4. Don’t rush to action their demands

"Often scammers thrive from creating a sense of urgency and panic from the recipient. They will use scare tactics or threatening language to make you rush into doing something," a Dojo spokesman said.

"Whether it's clicking a suspicious link or providing your personal data, you should take some time to review the email and research it’s legitimacy before taking any actions.

"If you’ve already clicked the link, check the URL straight away and do not login anywhere as scammers can capture your details to take over your account."

5. Never send sensitive data via emails, or online links from emails or SMS

If you do suspect you’ve been sent a phishing email, do not click on it and try not to open the email at all - especially if you’re using your work email.

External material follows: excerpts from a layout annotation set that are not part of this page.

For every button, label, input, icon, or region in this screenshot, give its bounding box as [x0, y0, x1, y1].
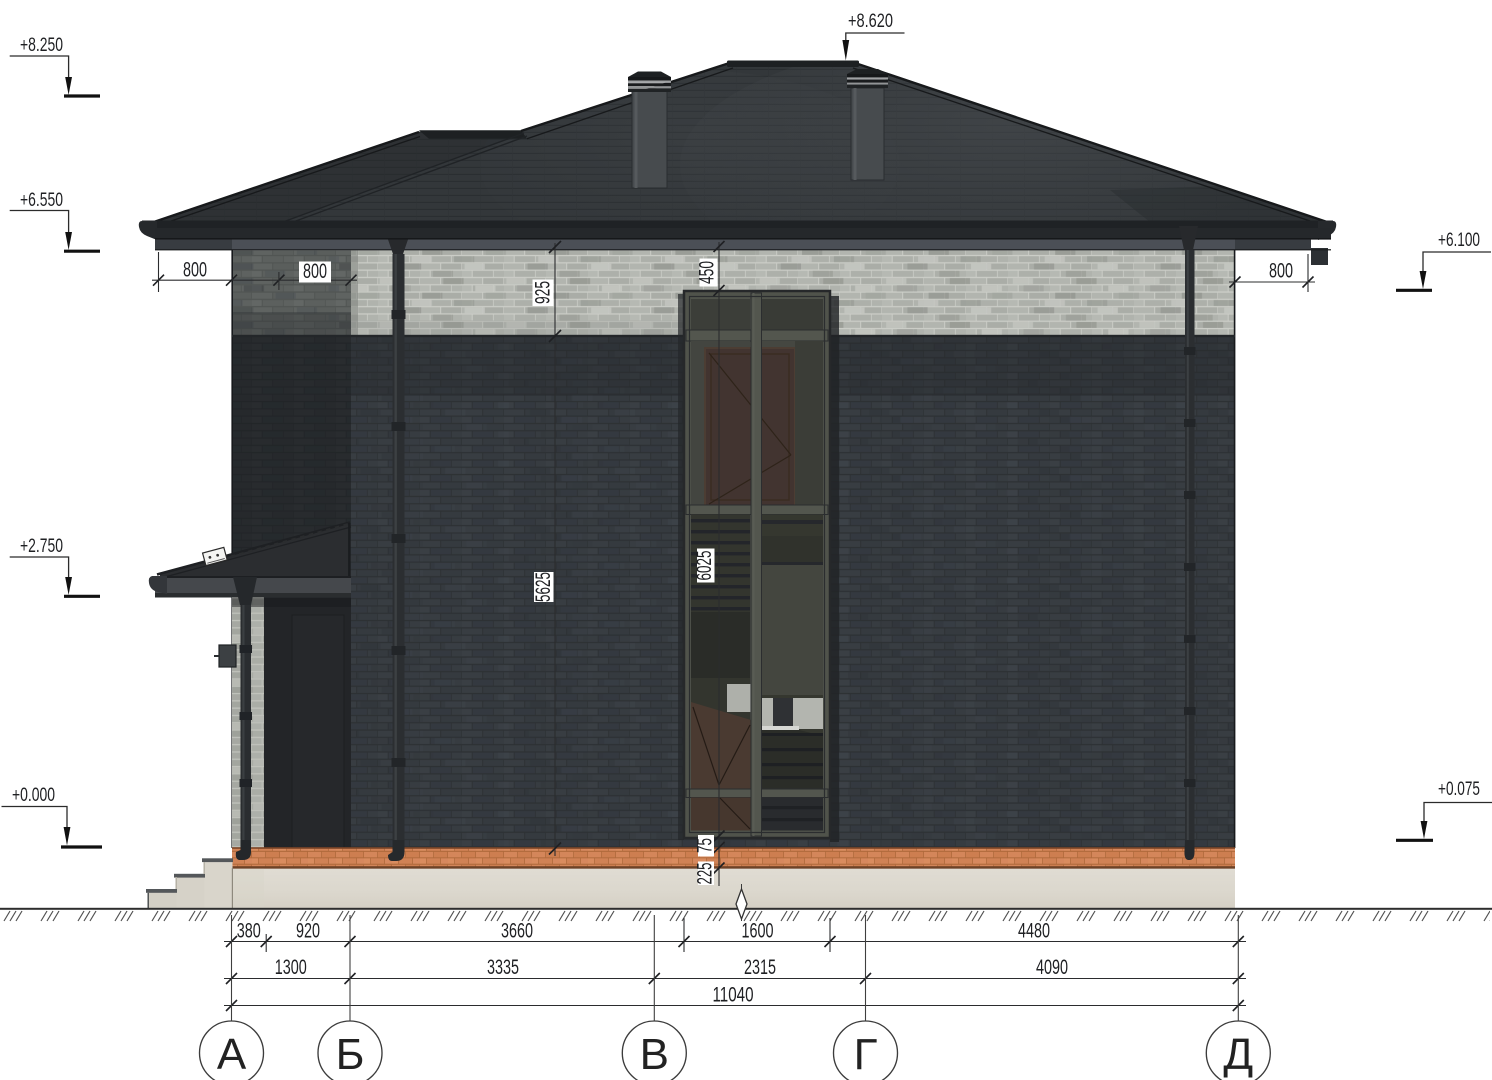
svg-text:1300: 1300	[275, 956, 307, 979]
svg-text:225: 225	[694, 863, 717, 885]
svg-text:925: 925	[532, 281, 555, 304]
svg-text:4480: 4480	[1018, 920, 1050, 943]
svg-text:6025: 6025	[693, 551, 716, 581]
svg-text:450: 450	[696, 261, 719, 284]
svg-text:800: 800	[183, 259, 207, 282]
svg-text:2315: 2315	[744, 956, 776, 979]
svg-text:800: 800	[1269, 260, 1293, 283]
svg-text:В: В	[640, 1030, 669, 1079]
svg-text:+0.000: +0.000	[12, 785, 55, 806]
svg-text:920: 920	[296, 920, 320, 943]
svg-text:А: А	[217, 1030, 247, 1079]
svg-text:Д: Д	[1223, 1030, 1253, 1079]
svg-text:75: 75	[694, 838, 717, 853]
svg-text:11040: 11040	[713, 984, 754, 1007]
svg-text:4090: 4090	[1036, 956, 1068, 979]
svg-text:380: 380	[237, 920, 261, 943]
svg-text:+0.075: +0.075	[1438, 779, 1480, 800]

Scammers often leave malicious links within the email that once clicked allow them to enter your computer’s system.

If you accidentally click on one of these emails you should change your passwords immediately and check your bank accounts regularly to make sure no money has disappeared. If this happens you should alert your bank immediately and they will guide you on further action.

6. Contact the company implicated

Whether you’re unsure, or you’re totally convinced that you’ve received a scam email pretending to be a company, reach out to that company to inform them and see further information.

They will be able to let you know within an instant if the communication you received was legitimate.

And often large brands will have dedicated teams investigating frauds affecting their customer base and damaging their brand reputation.